In a world awash with images, even the most powerful can fail to draw attention. Even if that image is iconic, even if that image means or meant something more than pixels, more than a mere captured frame and a simple moment snapped in time.
No, an image that can be replaced may not be memorable, and it will neither raise the ire of society, nor silence the drone of apathy that threatens to lay waste to the emotions that photographs were once thought to retain.
But what about a string of images, knit together in time, captured in high definition from the middle of herculean feats of resilience (on both sides) in a bloody war with no end in sight and no peace in hand?
It is the power of the moving image – saved for our, and future, generation’s eyes on the memory cards of a Danfung Dennis’s Canon 5D – on display in Dennis’s Hell and Back Again.
This documentary, similar in theme to the Oscar-nominated Restrepo, places the viewer in the way of bullets, palpably close to anxious armed forces, and deep within enemy territory in a documentary merited – rightly – for its portrayal of life, focusing on one US Marine, Nathan Harris, in and out of the war in Afghanistan.
Hell and Back Again accomplishes two important tasks. First, it casts off the protective lens often fastened between subject matter and viewer – particularly the bulletproof layer that separates the public from the sharp edges of war. Second, it demonstrates the human costs – not merely in lost limbs or lives (though it shows those, too) – that come with the soldier’s culture of conditioning; a conditioning which makes life without the threat of sudden death unbearably complex – where trips to collect groceries or ordering fast food can inspire fury without reservation.
No, Hell and Back Again won’t solve America’s war problem. That problem is as much political as it is strategic, and ideology is not part of this film, according to Danfung Dennis. Instead, Hell and Back Again contributes to a truth project destined to preserve for past, present and future veterans a document of battle, sacrifice and experience.
In Afghanistan in particular, where the war has drained the blood of too many groups, and where the effects – in final body count, wounded and long-term mental illness – won’t fully be appreciated for years to come, the fact that this project shows the stark realities of war makes it even more powerful.

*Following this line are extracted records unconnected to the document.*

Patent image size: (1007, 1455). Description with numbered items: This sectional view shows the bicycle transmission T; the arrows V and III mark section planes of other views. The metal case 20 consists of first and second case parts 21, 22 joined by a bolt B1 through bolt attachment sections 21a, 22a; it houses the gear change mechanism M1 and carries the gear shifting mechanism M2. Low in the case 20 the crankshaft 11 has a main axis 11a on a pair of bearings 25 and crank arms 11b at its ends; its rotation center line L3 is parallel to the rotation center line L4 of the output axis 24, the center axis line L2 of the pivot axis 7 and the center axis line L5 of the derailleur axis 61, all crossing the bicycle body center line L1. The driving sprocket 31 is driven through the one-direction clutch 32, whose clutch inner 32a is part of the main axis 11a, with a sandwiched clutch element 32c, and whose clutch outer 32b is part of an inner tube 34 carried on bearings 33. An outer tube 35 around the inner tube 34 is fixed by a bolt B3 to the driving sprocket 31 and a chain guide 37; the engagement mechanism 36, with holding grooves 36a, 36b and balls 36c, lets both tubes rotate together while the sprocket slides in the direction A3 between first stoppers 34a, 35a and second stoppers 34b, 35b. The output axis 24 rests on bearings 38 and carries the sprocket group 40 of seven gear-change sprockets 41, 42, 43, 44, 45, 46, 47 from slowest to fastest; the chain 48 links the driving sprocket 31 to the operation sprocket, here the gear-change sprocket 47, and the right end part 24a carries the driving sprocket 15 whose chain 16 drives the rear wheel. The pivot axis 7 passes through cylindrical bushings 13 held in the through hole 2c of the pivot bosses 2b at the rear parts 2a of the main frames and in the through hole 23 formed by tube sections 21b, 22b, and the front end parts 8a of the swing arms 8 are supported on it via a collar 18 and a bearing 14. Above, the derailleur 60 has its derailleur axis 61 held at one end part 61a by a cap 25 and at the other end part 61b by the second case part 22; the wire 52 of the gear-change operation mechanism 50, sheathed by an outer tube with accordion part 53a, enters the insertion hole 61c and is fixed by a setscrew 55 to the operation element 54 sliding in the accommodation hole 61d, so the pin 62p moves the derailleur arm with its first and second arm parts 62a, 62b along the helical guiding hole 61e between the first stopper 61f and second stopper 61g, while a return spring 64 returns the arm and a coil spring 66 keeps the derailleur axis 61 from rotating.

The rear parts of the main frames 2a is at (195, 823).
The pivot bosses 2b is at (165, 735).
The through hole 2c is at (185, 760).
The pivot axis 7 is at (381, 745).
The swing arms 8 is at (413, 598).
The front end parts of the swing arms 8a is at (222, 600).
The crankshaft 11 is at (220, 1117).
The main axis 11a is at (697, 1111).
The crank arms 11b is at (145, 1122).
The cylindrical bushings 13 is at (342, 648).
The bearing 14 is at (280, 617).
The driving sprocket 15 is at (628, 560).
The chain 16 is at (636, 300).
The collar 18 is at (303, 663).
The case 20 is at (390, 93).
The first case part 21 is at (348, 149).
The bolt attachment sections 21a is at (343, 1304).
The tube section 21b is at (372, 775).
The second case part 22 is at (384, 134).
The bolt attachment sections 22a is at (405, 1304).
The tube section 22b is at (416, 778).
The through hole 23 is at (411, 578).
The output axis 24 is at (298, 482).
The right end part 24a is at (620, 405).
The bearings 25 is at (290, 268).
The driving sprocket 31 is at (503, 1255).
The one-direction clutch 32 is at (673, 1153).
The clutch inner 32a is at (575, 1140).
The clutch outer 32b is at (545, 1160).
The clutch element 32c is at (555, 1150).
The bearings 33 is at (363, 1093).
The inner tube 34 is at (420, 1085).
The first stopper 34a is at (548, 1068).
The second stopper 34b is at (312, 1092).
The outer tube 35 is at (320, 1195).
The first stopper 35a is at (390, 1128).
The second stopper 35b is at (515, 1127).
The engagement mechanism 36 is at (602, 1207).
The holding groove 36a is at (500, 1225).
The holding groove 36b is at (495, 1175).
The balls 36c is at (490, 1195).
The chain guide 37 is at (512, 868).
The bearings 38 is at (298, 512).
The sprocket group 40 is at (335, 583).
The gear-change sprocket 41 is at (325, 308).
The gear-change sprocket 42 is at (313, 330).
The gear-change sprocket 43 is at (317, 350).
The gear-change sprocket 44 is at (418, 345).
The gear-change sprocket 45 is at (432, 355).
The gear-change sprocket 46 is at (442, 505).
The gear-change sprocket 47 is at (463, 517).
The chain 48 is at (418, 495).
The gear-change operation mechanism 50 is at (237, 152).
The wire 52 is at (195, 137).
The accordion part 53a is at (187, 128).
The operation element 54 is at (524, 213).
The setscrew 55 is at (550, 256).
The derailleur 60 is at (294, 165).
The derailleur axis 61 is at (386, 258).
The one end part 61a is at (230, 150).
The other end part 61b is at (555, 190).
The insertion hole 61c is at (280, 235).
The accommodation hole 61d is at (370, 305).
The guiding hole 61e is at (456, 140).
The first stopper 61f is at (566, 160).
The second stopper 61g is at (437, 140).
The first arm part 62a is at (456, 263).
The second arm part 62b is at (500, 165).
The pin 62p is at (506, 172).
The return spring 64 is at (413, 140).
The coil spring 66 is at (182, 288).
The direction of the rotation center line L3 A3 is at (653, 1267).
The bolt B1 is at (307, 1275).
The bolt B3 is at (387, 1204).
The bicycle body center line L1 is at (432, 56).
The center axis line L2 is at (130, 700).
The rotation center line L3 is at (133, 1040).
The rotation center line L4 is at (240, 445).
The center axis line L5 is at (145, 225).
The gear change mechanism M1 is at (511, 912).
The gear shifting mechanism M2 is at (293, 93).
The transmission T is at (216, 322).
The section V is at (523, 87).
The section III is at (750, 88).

“Taking the death and the injury out of war, is to take that emotional part out of the conversation.” said Ashley Gilbertson, an award winning photojournalist, about the policies that limit today’s war photojournalists.
Without historical documents to capture war as it is, Gilbertson, who was embedded with the marines in Iraq, believes that today’s veterans will feel robbed in 10 to 15 years.
“What they experienced in war, what they complained about experiencing at war, and what is so hard for them to manage,” he said, is that the public at home “can’t understand. It’s because we can never see how bad it actually gets.”
Yet, the rawness of experience, so wickedly conveyed through the short lens of the DSLR, shows us the depth of war, the reach of its trauma, and the human reaction to coping – and helping someone cope – with the damage war exerts on its subjects. This elevates Hell and Back Again to a plane far higher and more honest than projects of similar type.
It also captures an important universal truth.
“The act of combat is something which takes place between two defined moments,” said Gilbertson, “but war lives with families for generations.”
Thus, it is hard not to be shocked by the artistic beauty and careful attention to the crafts of photography and cinematography on display in Hell and Back Again. Yet it is the film’s careful translation of war’s lived experience that will leave most viewers wide-eyed.